Re-launch of local craft beer brews up history

A U of C alum recreates Baderbrau, a Chicagoland-based pilsener that was described as “America’s best”.

By Madhu Srikantha

When Rob Sama (A.B. ’93) and Joe Berwanger finally revived Chicago-brewed Baderbräu Brewing Company, they found that they weren’t the only ones who had pined for the pale lager since its 1997 retirement.

Fans of the beer flocked downtown this past May to the Chicago Craft Beer Festival, when Baderbräu poured out the taps for the first time in more than decade.

“[One guy] came with a bubble-wrapped stemmed Baderbräu beer glass and he refused to get served with anything but that glass,” Berwanger said. When the waitress picked up his glass to fill it up with the brew to which he was so loyal, he refused. “He had to bring it up to the tap himself to fill it up.”

Since May, Sama and Berwanger have seen great success, selling 3,000 cases to Binny’s Beverage Depots across Chicago before the first brew, a testament to the the pilsener that was and remains a Chicago favorite.

“When I was in college, Baderbräu was more or less the craft beer of the time,” Sama said.

In the ’90s, Baderbräu held its own within city limits. Sama recalls attending the Taste of Chicago, where there were always three beer tents: two powerhouses of domestic beer, Miller and Budweiser, and then Baderbräu.

Back in its heyday, those who swore by Baderbräu included the German embassy of Chicago, former President George H.W Bush, and the eponymous alcoholic in the black comedy Shakes the Clown. Even among foodie circles, Baderbräu had a following, hailed by beer critic Michael Jackson as the “best pilsener [he] ever tasted in America” and served at Oprah Winfrey’s restaurant, The Eccentric.

But then in 1997, Pavichevich Brewing Company, the Elmhurst, Illinois–based brewery that created the Baderbräu trademark, went bankrupt.

Twelve years later, the journey of rediscovery began with a simple question.

“Whatever happened to Baderbräu?” Sama asked, amidst regaling tales with one of his old college roommates. The question piqued his entrepreneurial nature, and he pursued it further.

Initially working alone, Sama found that the Baderbräu trademark had just recently expired, so he bought it up with barely any hesitation. Then, he enlisted Berwanger, a Southside native and Sama’s former coworker at a New York venture capitalist firm.

“He gave me a call and said, ‘I just acquired the trademark of my favorite beer and I don’t know what to do with it,’” said Berwanger.

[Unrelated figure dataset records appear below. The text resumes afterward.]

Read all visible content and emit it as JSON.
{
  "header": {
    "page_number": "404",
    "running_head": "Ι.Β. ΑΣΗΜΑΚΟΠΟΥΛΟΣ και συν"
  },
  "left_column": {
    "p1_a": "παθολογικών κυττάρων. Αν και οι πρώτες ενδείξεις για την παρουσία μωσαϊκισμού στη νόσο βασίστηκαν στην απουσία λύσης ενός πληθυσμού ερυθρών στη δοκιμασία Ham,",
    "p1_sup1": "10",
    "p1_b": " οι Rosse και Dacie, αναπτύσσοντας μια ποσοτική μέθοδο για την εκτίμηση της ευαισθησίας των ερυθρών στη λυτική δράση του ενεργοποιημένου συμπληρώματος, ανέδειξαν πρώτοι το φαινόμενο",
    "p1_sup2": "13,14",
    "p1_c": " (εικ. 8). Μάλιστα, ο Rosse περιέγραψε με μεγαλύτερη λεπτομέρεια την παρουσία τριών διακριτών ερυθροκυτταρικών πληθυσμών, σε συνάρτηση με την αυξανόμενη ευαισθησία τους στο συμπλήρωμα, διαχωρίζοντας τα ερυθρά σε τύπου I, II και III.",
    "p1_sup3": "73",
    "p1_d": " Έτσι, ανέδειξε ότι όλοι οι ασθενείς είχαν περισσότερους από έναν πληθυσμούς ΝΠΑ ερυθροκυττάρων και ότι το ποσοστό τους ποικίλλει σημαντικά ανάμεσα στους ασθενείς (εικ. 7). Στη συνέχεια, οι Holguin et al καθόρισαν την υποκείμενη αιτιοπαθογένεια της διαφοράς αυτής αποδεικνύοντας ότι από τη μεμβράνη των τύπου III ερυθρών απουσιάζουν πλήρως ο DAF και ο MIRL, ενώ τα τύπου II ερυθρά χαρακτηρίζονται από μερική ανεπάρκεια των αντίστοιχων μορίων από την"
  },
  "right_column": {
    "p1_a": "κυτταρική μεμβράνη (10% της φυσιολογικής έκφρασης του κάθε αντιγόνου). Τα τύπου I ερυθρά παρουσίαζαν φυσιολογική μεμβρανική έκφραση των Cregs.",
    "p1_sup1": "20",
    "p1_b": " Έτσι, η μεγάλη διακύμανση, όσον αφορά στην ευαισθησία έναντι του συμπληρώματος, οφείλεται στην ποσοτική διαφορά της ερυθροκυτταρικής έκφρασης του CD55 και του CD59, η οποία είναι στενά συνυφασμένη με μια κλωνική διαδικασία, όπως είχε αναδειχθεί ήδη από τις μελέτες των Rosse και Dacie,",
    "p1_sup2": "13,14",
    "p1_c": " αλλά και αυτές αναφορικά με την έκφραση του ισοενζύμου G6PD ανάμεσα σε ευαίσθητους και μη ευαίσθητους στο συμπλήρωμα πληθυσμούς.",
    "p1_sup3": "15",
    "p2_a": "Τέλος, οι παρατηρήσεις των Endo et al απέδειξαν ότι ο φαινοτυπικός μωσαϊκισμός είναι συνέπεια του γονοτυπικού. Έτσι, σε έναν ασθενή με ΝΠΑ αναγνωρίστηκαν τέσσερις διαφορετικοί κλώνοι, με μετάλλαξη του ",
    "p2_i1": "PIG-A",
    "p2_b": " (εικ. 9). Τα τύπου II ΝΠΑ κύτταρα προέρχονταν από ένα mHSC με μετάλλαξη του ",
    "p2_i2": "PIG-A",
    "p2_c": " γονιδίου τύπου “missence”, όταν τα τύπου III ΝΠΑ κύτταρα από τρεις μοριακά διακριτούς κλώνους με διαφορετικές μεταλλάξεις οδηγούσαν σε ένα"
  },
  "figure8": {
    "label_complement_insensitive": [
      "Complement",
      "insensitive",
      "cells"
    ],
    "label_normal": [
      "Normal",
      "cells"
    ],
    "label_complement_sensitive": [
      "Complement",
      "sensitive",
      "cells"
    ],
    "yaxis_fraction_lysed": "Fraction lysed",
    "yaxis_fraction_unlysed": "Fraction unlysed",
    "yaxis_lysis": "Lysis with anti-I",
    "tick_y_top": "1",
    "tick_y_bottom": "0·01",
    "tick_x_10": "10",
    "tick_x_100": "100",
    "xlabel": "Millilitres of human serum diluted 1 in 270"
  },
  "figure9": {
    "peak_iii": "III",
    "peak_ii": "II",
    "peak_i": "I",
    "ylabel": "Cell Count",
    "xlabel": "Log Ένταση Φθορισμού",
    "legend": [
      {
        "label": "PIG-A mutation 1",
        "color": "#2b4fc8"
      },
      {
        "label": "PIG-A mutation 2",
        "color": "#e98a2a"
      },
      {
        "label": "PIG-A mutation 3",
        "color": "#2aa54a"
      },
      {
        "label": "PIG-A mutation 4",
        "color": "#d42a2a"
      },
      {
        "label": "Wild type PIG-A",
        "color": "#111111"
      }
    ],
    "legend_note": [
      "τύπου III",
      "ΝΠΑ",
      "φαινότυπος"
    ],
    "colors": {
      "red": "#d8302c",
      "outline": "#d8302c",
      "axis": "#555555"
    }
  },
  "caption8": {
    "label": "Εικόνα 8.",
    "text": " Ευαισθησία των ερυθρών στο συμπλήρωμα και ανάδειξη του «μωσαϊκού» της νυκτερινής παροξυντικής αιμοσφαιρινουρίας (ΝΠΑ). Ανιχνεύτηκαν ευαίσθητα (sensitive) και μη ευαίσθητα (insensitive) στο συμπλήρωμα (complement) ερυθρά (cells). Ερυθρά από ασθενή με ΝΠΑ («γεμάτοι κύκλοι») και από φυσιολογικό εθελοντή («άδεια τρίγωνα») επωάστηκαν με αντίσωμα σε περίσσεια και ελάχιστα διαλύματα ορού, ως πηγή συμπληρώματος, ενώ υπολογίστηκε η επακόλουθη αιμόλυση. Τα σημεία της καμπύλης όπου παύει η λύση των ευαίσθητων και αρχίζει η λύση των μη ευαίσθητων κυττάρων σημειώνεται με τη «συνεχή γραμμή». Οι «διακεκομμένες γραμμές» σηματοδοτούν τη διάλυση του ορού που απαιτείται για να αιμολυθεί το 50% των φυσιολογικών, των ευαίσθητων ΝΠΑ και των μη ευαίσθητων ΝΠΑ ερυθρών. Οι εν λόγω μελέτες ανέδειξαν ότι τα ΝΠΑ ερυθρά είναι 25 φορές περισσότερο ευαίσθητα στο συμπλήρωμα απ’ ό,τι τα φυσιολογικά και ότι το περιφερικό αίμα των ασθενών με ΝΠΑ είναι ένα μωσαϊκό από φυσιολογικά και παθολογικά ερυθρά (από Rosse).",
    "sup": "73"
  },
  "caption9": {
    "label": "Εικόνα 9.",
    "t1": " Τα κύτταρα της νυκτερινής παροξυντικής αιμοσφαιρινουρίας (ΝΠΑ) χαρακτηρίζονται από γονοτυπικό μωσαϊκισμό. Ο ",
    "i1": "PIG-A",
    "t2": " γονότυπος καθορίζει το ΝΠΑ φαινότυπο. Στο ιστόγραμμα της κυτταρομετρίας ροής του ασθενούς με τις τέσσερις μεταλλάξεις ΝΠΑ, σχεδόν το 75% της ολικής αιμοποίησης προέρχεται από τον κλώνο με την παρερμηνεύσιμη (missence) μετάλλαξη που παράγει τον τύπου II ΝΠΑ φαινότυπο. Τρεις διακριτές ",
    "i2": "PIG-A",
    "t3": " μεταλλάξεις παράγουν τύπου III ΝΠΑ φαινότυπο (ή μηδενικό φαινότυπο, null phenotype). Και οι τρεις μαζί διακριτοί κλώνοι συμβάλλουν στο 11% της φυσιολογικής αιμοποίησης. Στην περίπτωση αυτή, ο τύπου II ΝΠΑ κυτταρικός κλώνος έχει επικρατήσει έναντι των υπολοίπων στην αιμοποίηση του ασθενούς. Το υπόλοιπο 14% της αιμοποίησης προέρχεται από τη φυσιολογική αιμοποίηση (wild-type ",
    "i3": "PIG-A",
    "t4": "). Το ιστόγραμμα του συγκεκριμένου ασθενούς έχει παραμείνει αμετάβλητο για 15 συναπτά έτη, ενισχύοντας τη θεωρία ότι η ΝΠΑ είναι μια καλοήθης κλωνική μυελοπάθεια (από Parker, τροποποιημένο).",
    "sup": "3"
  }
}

So Berwanger first created a paid survey for 350 Chicago beer drinkers to test out the potential for a market, and found that 40 percent remembered and missed the brew. With this knowledge, the pair began to set things in motion. First, they had to recreate the brew to live up to Baderbräu’s reputation.

After hours investigating and researching, Sama found and contacted Douglas Babcook, the creator of the pilsener. Babcook not only sent Sama the recipe, but the original yeast strain, which had been cryofrozen in a lab. Brewing and testing finally began and, during the process, Sama and Babcook exchanged samples, until they both believed the brew to be perfect.

“It’s a Czech lager, so it’s got a little bit of a bite in the front, a kind of caramel-y flavor in the middle, and a dry finish,” Berwanger said. “It’s a really nice drinking beer.”

Sama and Berwanger then began producing in larger quantities in the Southside brewery Argus. Afterward came retail, and the reception was “pretty fanatical,” Berwanger said.

“When Baderbräu went out of business, a lot of fans bought a six-pack and kept it on their shelves,” Sama said. Earlier in the relaunch process, beer lovers had started posting pictures on the Baderbräu Twitter feed of their own stocks.

“It warms my heart. It is like bringing back a piece of history that is almost gone. We’ve resurrected it,” Berwanger said.

For Sama, who used to buy the beer in Kimbark Liquors, his history with Baderbräu is more personal.

“There’s a lot of school pride in [the beer’s heritage] in my opinion,” Sama said. Not only have they received requests from the alumni hub, the Quadrangle Club, but the two will be providing Baderbrau to Homecoming and his class’ upcoming reunion in 2013.

“We called the University to see if we could make it the official beer of the U of C,” said Sama. With the beer’s Phoenix logo, the angle would certainly make sense. But, said Sama, the University is already committed to another beer brewed by another alum, Great Lakes.

Even without the University, the beer will also have a presence in Hyde Park. On October 19, The Cove Lounge on East 55th Street will be hosting a Baderbräu tasting, when they will officially begin serving it on tap.

But the journey isn’t over. Sama and Berwanger hope to own a brewery in the coming years and are already successfully finding private investors.

Berwanger pointed out that the pilsener’s resurrection is only the beginning. “Part of our brand is how the city of Chicago burned up and came from the ashes. So did the University of Chicago. So did the beer.”